To create a web page, we introduce yet another language, a compilation of HTML, Perl, Ajax and Flash usually contained within a desktop product with its own proprietary language. To write a book we wrestle with 90% of Microsoft Word's functionality and language we seldom use, trying to figure out how to create a table of contents. In Excel we use another language consisting of non-intuitive formulas (like sum() ) to derive values from other cells. Should I go on?

So why is it that we seem to get away with it - or are we? For one, lots of people make money understanding a computing language that fewer others do. Web designers don't always create better design, but they understand the language of design, and can implement it. So, web designers don't want you to know there are better ways to do this. Adobe is probably not in a hurry to remove the language and erode its premium market, it could have created much more democratization in the website creation process. Many times have designers, with corporate marketeers in tow, abjected the use of Rapidweaver, a tool that attempts to democratize web design (this site is built with it).

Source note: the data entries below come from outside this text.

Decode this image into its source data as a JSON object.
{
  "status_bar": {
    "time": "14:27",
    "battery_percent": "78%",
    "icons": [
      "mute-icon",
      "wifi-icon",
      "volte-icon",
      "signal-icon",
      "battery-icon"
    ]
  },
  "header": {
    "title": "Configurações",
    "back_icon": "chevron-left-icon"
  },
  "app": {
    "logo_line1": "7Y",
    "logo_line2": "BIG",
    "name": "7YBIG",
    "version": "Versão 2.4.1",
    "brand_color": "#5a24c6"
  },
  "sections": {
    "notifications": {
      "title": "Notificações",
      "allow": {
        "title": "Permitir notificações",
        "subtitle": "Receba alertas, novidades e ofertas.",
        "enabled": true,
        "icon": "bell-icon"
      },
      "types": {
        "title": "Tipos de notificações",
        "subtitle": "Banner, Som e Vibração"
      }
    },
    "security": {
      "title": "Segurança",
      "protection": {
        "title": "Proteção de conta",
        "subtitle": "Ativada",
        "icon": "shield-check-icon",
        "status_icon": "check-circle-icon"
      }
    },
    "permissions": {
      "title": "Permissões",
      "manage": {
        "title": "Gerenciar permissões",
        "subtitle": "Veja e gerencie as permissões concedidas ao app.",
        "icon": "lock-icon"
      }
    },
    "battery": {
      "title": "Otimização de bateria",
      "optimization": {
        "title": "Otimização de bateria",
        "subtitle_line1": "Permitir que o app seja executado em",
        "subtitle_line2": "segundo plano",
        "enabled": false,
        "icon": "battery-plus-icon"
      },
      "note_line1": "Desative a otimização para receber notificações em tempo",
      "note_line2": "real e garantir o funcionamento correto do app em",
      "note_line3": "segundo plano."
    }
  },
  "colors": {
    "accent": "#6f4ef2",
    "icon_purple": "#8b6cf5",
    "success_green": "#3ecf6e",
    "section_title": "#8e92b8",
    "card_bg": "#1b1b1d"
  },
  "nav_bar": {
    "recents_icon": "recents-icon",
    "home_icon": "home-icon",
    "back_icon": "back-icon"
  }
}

But we are fooling ourselves. The democratization of the internet requires that we make technology more accessible and easier to understand and implement. Only then will it reach real mass adoption.

We could easily build technology that figures out how to make the majority of images look better, or design a web page by drawing it - rather than programming, or have Word make recommendations for a table of contents when it discovers one.

The iPhone is a great example of how packaging existing technologies in a different way, can make people feel that they don't need to learn a new language to communicate with it. My 3 year old daughter uses it. Each of the individual technologies in the iPhone had been around for a while, Apple "just" packaged it so the language became intuitive.

But Apple is not the only vendor that can remove the computing language from the equation, others just need to pay attention to it.

So when you design products, pay attention to the removal of the language, fewer yet intuitive options - rather than more. After all, for thousands of years, we ourselves, have communicated in many other ways than verbal, the majority of our communication remains behavioral.

Innovation has become the art of packaging a flawless user experience, rather than a race to add features. The latter quickly becomes commoditized anyway.